A 'permanent solidarity' process protects indigenous ancestral knowledge and native seeds in Ajuluco de Tenancingo, Buena Vista and Animas de Santa Cruz Michapa (El Salvador).

A ‘permanent solidarity’ process protects indigenous ancestral knowledge and native seeds in Ajuluco de Tenancingo, Buena Vista and Animas de Santa Cruz Michapa (El Salvador).

CESTA is an environmental organisation founded in August 1980 that since then, has been contributing to defend ecosystems and people’s wellbeing in El Salvador.  It has done so by helping the communities affected by environmental conflicts to care for their water, forests and territories, to sustainably manage their waste and to fight against mining operations.  In 2017, together with other social and environmental organisations, CESTA succeeded in getting the Legislative Assembly del Salvador to pass a law banning metal mining in the country—an unprecedented achievement in the entire world.

For more than a decade, CESTA has promoted agroecology as a sustainable way of life in rural and urban areas that provides quality food without using agrochemicals, artificial hormones, and GMOs. Through the sharing of knowledge and ancestral knowledge, protecting native seeds helps to produce vegetables that are not only resistant to insects and diseases, but also represent the spirituality and culture of the people and territories, and are the basis for food, medicine, soil and water conservation and handicrafts. Agroecology also addresses and analyses the historical political and social contexts in which the causes of the country’s main social and environmental problems are to be found. And, with agroecology, everyone is motivated to challenge and transform the power structures of society, putting the control of seeds, biodiversity, water, land, territories, knowledge, culture and the common good in the hands of the people who feed the world.

The initiative supported by the Paul K. Feyerabend Foundation and Pro-Natura Switzerland will protect native seeds, native trees, water, forests and land, i.e., entire territories, while strengthening food sovereignty and food security in three indigenous farming communities inhabited by descendants of the indigenous Náhuat Pipil: Ajuluco de Tenancingo, Buena Vista and Animas de Santa Cruz Michapa.  The communities are located in the department of Cuscatlán, which was hard hit by the armed conflict that took place in El Salvador between 1980 and 1992. The department is characterised by the loss of local seeds and biodiversity, low water availability, the use of hybrid seeds and high-cost polluting agrotoxins, and the effects of climate change expressed in prolonged droughts and erratic rainfall. Despite problems such as the economic crisis and the Covid-19 pandemic, the families of the three communities are interested in farming in an agroecological way.  They believe that using native seeds as a fundamental pillar of production, as their fast regeneration and planting are concrete steps towards the well-being and food security of the communities.

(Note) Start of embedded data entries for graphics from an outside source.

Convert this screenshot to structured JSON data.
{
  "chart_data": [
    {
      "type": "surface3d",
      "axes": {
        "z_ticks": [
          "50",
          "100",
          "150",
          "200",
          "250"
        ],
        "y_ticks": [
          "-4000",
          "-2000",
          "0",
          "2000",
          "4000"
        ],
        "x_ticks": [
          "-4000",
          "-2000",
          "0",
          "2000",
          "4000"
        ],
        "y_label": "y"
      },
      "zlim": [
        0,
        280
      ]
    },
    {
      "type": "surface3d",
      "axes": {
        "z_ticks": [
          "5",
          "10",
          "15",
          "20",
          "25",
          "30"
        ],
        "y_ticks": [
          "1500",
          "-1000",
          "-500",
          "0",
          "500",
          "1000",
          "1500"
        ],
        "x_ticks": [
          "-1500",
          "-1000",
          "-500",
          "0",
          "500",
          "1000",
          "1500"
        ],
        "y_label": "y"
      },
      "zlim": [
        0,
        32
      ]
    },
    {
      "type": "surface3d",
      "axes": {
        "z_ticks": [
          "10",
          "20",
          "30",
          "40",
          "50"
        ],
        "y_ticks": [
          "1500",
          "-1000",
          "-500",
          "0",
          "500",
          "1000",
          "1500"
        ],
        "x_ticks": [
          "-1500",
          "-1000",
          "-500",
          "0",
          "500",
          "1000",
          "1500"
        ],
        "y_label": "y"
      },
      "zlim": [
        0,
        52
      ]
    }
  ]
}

During the two years of the initiative, CESTA will facilitate a process of ‘permanent solidarity’ within and between the three communities, as well as a harmonious relationship between the people and Mother Earth. Concrete results are expected to be the establishment of 4 centres for the conservation of native seeds and forest trees that will allow their recovery and protection.  It is also expected to develop processes of exchange of native seeds and forest trees within each community and with neighbouring communities, articulating efforts from farmer to farmer and among organisations in the territories.

Three of the seed and forest tree conservation centres will be managed by seed guardian collectives in each community, in charge of securing the recovery, access, selection, sowing, conservation and exchange of species. The fourth centre will be established in the Animas eco-centre, managed by CESTA, which will serve as a base to strengthen the community centres and will provide services on a permanent basis, extending its benefits to other communities. The development of a training programme for seed guardians will strengthen knowledge in the management, conservation, reproduction, and improvement of native seeds, following agroecological principles and the ancestral knowledge of indigenous peoples.

In each community, an inventory of seeds and trees in danger of extinction will be made, species collection days will be held, a community nursery will be established, and the species will be planted within the communities.   In the space of two years, four exchanges of seeds and traditional knowledge will be carried out – two of them local and two at the national level.  These exchanges will seek to contribute to the food and nutritional security of the villagers and to maintain a relationship of cooperation, solidarity and synergy within the communities. These exchanges will contribute to the food and nutritional security of the inhabitants and to maintain a relationship of cooperation, solidarity and synergy within the communities.  They will also improve the biodiversity of the area in order to maintain a harmonious relationship between people and Mother Earth.  Finally, with the strengthening of the in situ and ex situ seed conservation and research centre in Ecocentro Animas, access to native seeds will be made available to more people and the availability of seeds to the community seed conservation centres will be guaranteed.